# Response time and time constant of Mercury thermometer

I searched to find differences between response time and time constant of a thermometer. So I found that those two are not same and we have to get 99.3% of the total step change to find response time and we have to get 63.2% of its total step change to find time constant of thermometer... Is this correct or not and are those percentages are correct or not? Can you explain why that is... Thanks in advance...

• So a mercury thermometer? May 16, 2021 at 19:21
• Yes it is a mercury thermometer.
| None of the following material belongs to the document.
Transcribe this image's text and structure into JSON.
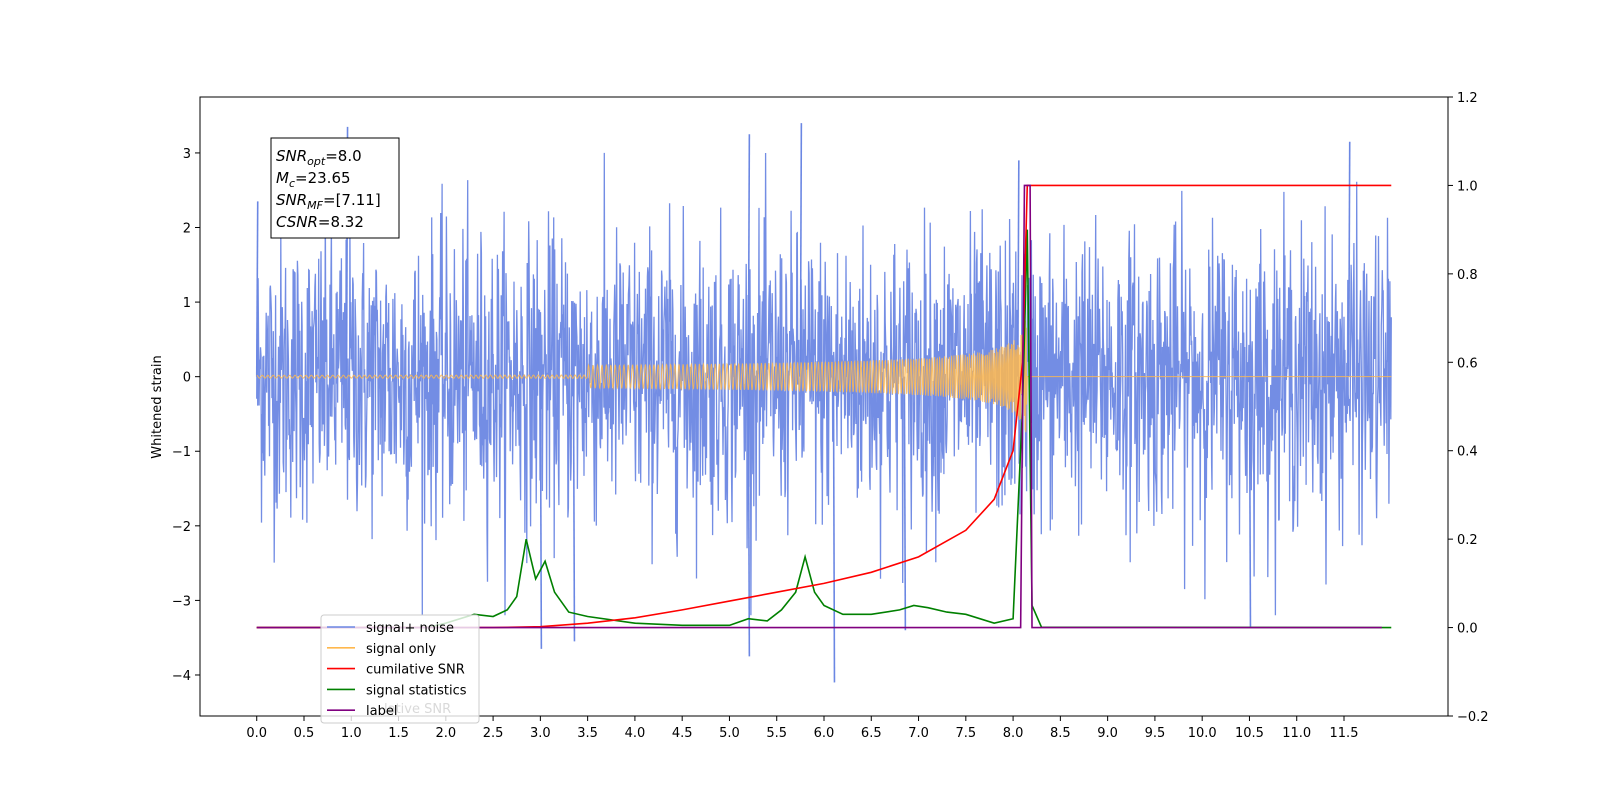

May 16, 2021 at 19:23

Response time, more precisely called settling time is time after the system output settles to the new value after change in the input (in your case the output is reading of the thermometer and input is actual value) - more precisely time after the error between target value and actual doesn't exceed certain threshold, because the value will never reach that targen in finite time, it will only asymptoticly approaching it. How big is that threshold (how wide is error band), depends on arbitrary decision - in your case it seems like it's 0.7% error, which is quite small one. More often it's something like 2 or 5%. But to settling time be meaningful that error band need to be known.

Time constant on the other hand is just constant in equations/transfer function describing the system. For first-order system (which thermometer probably can be approximated with) it just happens to be equal time after 63.2% of that change is made. That's because for first-order system it describes time after output would reach target level if initial rate of change was maintained (see initial rate of movement on the picture below). And since the value changes are exponential it turns out to be 63.2%.

(First order system step response)

The typical first order unit step response is an exponential decay, $$1-e^{-t/T}$$ where $$T$$ is the time constant. The value of the expression after $$t=T$$ is $$1-e^{-1}$$ or 0.632=63.2%. That's where that comes from.
The 99.3% is either writing the same specification as another multiple of T (i.e. $$t=5T$$, thus $$1-e^{-5}$$ = 0.993 =99.3%), and/or that the system is not first order, which shouldn't be assumed.